Current Advances in Diabetes Research at Mount Sinai Hospital
A two-part snapshot of innovative new research at the Samuel Lunenfeld Research Institute of Mount Sinai Hospital.
PART 1
Diabetes has reached epidemic proportions worldwide and is a leading cause of heart disease, stroke, blindness, kidney failure and limb amputation. Two hundred and eight-five million people worldwide are affected by diabetes. With a further seven million people developing diabetes each year, this number is expected to hit 438 million by 2030.1 Several studies have shown that lifestyle changes and appropriate pharmacologic therapy can significantly reduce the development of type 2 diabetes in people at risk of the disease.
Ongoing research at the Lunenfeld is uncovering new insights into diabetes and opening the door to better therapies and even ways to prevent to prevent the illness in the first place. Here's what scientists at several labs in the Lunenfeld are exploring in diabetes:
Stem cell-based therapies
Will the next blockbuster treatment for diabetes start with a stem cell? The field of regenerative medicine is rapidly advancing by the potential to reprogram one cell type into another, with implications for diabetes. For example, Lunenfeld scientist Dr. Ian Rogers is investigating the use of blood stem cells that can become cells and tissues of the pancreas, muscle and nervous system. His lab has designed and is perfecting a method to grow cells that could treat type 1 diabetes and regulate insulin levels in patients, in effect replacing the need for daily insulin injections.

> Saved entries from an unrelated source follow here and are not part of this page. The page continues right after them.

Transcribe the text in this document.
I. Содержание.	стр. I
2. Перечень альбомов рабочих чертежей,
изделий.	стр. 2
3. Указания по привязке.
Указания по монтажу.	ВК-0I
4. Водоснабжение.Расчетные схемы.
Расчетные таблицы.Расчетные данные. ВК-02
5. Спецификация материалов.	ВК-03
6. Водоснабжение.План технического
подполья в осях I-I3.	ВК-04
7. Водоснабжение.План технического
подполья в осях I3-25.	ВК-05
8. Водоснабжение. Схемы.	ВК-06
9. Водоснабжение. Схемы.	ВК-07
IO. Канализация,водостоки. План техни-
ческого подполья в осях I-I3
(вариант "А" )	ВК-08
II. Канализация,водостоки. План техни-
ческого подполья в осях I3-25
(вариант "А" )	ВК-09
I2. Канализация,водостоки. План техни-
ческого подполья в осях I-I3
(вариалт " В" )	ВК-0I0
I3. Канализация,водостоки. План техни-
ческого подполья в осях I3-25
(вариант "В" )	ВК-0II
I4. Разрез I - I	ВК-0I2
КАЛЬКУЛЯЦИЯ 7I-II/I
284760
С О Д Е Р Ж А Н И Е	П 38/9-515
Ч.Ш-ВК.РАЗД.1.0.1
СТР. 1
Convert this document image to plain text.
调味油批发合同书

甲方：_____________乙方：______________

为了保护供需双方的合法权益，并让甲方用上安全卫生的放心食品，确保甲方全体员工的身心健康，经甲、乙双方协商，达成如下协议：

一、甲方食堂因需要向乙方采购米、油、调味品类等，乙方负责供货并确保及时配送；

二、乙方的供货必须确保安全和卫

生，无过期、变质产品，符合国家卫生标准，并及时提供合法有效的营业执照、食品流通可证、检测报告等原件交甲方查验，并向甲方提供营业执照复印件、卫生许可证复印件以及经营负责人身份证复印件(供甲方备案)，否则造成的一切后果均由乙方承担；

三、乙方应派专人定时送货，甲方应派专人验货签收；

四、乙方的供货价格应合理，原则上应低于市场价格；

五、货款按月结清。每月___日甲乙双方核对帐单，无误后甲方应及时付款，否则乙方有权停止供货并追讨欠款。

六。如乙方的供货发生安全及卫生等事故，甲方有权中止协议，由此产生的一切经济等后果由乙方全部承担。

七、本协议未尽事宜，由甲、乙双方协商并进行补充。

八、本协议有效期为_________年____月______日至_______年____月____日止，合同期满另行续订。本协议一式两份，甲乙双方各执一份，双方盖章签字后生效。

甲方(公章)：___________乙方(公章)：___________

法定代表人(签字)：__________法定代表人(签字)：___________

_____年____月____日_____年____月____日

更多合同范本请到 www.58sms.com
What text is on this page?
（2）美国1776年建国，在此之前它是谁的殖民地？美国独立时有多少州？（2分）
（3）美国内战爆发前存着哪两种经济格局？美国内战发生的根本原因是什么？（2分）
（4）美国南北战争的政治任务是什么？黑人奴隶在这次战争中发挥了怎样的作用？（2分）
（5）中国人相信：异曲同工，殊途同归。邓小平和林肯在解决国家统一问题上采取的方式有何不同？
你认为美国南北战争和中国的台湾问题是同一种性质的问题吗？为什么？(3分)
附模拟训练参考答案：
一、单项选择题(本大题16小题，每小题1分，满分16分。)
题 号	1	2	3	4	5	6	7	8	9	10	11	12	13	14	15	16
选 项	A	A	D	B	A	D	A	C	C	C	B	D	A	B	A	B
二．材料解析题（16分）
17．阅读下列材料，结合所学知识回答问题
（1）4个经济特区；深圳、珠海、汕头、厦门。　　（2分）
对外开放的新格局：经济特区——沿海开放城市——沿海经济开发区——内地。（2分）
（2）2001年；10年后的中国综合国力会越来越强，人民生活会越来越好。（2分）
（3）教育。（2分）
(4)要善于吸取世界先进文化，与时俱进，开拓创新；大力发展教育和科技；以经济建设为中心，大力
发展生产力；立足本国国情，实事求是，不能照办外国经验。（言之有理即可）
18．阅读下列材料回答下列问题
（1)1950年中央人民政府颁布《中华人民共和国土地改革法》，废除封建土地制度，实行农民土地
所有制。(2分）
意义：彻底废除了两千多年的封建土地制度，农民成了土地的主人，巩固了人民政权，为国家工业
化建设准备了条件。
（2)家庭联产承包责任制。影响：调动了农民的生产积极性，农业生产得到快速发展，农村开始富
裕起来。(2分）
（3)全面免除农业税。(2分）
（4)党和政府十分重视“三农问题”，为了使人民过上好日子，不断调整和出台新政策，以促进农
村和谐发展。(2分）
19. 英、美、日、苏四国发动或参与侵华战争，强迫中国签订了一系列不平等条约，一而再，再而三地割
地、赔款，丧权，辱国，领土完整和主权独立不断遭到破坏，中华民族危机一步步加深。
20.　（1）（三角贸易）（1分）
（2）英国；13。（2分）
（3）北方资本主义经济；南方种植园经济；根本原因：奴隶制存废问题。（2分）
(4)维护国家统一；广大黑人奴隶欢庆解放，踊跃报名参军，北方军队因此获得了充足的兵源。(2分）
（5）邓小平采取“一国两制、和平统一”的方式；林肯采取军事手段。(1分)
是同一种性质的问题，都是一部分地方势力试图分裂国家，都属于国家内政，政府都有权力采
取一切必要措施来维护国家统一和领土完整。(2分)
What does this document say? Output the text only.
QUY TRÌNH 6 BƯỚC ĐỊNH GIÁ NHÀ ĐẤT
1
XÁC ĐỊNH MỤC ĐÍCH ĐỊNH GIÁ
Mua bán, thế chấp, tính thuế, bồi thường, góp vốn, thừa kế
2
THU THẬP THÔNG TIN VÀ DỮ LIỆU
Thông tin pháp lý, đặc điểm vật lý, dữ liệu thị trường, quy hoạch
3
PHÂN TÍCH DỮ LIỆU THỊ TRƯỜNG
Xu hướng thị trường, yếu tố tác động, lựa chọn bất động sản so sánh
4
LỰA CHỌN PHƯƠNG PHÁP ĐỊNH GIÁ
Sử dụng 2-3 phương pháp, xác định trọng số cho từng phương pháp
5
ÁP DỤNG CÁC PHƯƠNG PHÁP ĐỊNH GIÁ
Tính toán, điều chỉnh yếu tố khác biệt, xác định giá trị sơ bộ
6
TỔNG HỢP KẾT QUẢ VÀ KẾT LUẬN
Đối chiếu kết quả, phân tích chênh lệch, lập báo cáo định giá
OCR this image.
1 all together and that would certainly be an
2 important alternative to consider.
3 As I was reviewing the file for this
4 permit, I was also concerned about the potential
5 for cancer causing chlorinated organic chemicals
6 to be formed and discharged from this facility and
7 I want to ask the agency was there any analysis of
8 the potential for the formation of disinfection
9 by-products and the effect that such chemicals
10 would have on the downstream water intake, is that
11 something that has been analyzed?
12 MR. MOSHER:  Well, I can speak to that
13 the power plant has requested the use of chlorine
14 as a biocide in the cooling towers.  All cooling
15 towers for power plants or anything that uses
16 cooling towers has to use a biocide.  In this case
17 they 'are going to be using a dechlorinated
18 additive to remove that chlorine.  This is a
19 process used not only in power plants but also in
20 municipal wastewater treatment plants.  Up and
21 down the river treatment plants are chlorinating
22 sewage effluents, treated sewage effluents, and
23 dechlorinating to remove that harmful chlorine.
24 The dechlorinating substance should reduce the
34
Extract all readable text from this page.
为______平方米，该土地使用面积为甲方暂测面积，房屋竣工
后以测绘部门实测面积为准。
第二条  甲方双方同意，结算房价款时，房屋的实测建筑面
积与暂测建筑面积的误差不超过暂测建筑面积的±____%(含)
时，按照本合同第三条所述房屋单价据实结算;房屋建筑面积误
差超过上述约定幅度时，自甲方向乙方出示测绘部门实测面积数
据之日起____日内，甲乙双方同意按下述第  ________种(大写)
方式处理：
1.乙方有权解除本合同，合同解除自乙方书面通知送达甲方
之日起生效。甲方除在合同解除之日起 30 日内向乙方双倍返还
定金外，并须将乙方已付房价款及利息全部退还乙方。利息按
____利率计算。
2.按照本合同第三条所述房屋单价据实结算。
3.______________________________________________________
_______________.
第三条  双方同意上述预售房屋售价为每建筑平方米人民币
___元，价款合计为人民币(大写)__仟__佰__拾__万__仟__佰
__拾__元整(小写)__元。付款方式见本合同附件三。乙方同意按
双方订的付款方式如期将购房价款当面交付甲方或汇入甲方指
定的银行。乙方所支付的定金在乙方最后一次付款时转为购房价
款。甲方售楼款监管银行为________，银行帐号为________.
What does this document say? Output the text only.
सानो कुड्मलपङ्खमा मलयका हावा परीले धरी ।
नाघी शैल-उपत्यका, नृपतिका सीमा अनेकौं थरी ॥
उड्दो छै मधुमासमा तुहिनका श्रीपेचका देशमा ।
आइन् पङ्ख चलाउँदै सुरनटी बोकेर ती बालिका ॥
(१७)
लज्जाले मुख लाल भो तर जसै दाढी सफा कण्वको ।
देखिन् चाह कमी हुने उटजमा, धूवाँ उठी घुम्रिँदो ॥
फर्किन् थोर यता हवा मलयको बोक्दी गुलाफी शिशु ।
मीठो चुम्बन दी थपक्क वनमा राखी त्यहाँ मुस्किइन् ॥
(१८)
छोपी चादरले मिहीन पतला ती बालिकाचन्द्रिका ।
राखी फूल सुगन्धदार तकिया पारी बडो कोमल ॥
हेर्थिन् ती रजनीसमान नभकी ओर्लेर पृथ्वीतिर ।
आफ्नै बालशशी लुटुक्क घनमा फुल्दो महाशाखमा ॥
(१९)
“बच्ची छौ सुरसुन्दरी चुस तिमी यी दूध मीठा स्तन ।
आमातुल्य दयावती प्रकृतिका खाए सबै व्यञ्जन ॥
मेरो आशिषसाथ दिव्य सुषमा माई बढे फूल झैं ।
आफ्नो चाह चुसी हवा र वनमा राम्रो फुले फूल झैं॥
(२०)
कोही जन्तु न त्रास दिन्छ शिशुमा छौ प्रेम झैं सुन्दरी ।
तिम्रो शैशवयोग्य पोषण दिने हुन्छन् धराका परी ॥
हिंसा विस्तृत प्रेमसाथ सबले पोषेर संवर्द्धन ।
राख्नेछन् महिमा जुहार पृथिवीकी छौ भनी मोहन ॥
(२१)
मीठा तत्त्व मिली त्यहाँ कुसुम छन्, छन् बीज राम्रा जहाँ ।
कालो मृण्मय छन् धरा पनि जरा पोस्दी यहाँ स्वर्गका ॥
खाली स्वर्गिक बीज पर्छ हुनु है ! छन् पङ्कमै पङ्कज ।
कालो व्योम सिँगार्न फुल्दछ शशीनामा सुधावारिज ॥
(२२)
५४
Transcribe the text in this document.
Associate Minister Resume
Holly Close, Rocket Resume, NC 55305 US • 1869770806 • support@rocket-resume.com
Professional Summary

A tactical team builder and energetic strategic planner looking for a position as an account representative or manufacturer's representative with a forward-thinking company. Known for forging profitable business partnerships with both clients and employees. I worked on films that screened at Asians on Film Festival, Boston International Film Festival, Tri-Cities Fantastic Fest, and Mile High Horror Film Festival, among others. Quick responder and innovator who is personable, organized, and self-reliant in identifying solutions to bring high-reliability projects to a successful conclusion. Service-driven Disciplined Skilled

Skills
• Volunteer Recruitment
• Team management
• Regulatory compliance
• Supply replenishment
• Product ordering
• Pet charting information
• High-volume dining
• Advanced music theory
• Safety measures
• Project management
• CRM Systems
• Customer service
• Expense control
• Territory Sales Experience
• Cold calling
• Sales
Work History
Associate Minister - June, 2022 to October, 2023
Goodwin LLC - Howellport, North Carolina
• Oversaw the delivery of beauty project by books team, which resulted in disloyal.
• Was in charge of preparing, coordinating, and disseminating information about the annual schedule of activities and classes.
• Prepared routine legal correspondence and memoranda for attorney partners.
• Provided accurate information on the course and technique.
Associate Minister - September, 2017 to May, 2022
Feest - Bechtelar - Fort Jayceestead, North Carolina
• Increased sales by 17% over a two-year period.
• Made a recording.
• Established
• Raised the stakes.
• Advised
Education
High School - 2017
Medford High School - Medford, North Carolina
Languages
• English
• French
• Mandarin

Diabetes and disease remission
The concept of disease remission is most commonly associated with cancer or arthritis-but could people with type 2 diabetes enter remission as well, and experience periods of full symptom control? To find out, Mount Sinai's world-renowned diabetes clinician and Lunenfeld scientist Dr. Bernard Zinman is recruiting patients for a new study-the first of its kind in Canada-to assess this very idea. Type 2 patients are being enrolled and treated with intensive insulin therapy for one month to improve beta cell function, which may put their diabetes in remission when combined with other treatments.
Safer diabetes drugs
New therapies are greatly improving blood sugar control for people with type 2 diabetes. The two most recently approved drug classes for the treatment of diabetes, DPP-4 inhibitors and GLP-1R agonists (both now widely used in Canada), are based in significant part on the basic science work conducted by Mount Sinai's Dr. Daniel Drucker. But what about the safety of these medications? Dr. Drucker is now investigating the cardiovascular effects of these drugs, in parallel with seven major clinical cardiovascular outcome studies to rigorously assess the safety of new drugs in patients with diabetes and heart disease.
Diabetes mellitus is a group of metabolic diseases characterized by hyperglycemia resulting from defects in insulin secretion, insulin action or both. Type 1 diabetes is an absolute deficiency of insulin secretion, while type 2 diabetes results from a combination of resistance to insulin action and an inadequate compensatory secretory response. Type 2 diabetes accounts for 90 to 95% of the incidence of diabetes and is associated with a strong genetic predisposition as well as age, obesity and lack of physical activity.